Boy was this a good meal.  Spot prawns are only in season about 6 weeks, get them while you can.  Oh, Ranch 99  also has main lobster at $11/lb.  Lobsters are 2-3lbs and more!  No, they won’t murder them for you. 

Continue reading below to see some images of the spot prawn dinner as well as a video of the prawns bathing in the sake.
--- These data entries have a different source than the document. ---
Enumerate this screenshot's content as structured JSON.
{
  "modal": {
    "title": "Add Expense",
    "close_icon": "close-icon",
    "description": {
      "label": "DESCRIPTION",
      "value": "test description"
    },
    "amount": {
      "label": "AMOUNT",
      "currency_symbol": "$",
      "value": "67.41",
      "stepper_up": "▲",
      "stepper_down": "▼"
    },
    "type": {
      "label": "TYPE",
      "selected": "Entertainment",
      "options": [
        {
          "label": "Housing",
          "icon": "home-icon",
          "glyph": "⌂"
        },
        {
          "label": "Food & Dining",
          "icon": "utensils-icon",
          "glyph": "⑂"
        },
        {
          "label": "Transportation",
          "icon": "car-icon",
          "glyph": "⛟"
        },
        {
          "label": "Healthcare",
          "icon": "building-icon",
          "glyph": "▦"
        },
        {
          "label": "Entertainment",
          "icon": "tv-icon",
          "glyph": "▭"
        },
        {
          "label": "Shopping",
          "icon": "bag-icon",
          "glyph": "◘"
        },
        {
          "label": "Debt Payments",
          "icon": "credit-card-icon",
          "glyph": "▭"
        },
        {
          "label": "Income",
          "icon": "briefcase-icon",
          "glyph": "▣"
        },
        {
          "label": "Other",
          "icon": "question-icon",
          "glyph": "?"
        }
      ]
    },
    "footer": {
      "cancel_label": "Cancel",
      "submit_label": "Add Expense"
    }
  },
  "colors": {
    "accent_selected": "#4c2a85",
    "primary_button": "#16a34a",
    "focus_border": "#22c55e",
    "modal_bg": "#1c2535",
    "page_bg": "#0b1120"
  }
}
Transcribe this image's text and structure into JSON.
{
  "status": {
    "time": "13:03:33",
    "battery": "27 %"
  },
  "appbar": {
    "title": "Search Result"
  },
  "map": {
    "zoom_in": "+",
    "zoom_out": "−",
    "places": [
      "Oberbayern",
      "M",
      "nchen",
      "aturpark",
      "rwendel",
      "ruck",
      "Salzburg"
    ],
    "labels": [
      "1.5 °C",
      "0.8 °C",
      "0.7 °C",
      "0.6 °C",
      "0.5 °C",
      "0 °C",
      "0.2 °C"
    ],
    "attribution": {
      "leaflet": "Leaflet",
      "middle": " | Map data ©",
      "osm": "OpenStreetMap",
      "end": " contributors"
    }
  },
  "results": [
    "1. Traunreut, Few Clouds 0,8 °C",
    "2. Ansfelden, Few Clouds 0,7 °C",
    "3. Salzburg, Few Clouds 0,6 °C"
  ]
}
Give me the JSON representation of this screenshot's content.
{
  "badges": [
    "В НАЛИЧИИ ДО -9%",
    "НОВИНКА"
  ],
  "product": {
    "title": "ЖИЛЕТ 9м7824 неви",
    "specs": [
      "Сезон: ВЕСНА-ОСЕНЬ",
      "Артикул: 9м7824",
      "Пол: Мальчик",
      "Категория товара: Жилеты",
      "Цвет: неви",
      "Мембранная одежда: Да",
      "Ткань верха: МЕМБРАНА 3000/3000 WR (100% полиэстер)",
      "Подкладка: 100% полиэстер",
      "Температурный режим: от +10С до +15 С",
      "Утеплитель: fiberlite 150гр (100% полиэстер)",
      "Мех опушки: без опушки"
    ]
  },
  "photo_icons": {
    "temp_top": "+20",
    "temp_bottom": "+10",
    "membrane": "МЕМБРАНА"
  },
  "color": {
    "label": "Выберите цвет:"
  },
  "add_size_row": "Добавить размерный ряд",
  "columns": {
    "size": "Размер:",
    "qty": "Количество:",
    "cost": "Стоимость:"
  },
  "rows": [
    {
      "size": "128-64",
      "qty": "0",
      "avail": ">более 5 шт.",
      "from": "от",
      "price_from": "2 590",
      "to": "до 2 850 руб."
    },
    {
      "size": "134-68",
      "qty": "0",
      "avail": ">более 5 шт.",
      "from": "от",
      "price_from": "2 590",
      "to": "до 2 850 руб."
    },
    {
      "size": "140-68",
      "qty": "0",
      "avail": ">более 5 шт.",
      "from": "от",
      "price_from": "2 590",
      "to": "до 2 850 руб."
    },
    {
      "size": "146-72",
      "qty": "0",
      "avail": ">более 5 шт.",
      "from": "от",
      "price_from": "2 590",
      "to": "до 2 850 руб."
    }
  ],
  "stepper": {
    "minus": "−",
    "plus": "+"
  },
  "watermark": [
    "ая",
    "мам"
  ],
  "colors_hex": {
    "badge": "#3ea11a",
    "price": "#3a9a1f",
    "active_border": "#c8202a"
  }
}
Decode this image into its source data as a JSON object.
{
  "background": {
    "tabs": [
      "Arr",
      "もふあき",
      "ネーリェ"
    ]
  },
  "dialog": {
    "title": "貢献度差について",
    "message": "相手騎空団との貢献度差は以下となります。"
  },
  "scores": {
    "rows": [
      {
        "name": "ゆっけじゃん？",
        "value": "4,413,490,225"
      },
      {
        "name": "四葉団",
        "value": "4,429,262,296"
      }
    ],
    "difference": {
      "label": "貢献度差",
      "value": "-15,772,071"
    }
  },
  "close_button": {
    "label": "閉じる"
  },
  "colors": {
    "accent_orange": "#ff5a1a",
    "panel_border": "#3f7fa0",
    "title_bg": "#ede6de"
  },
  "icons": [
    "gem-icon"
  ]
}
I love LA.  Could never do this stuff back East. 

Ranch 99 Markets

we go to one of the flagship stores:

1340 W. Artesia Blvd.
Gardena, CA 90248
(310) 323-3399
Hours: 9:00 AM – 9:00 PM

Santa Barbara Spot Prawns Getting Drunk in Sake Bath

Before and After…”Marinating” Spot Prawns on the Left, Ready to Eat on the Right

Added some greens, mushrooms, sliced ginger, and gingko to the dashi, sake, and fish broth for a nice soup to accompany the spot prawns.  Quail eggs added to bowl for extra creamy flavor.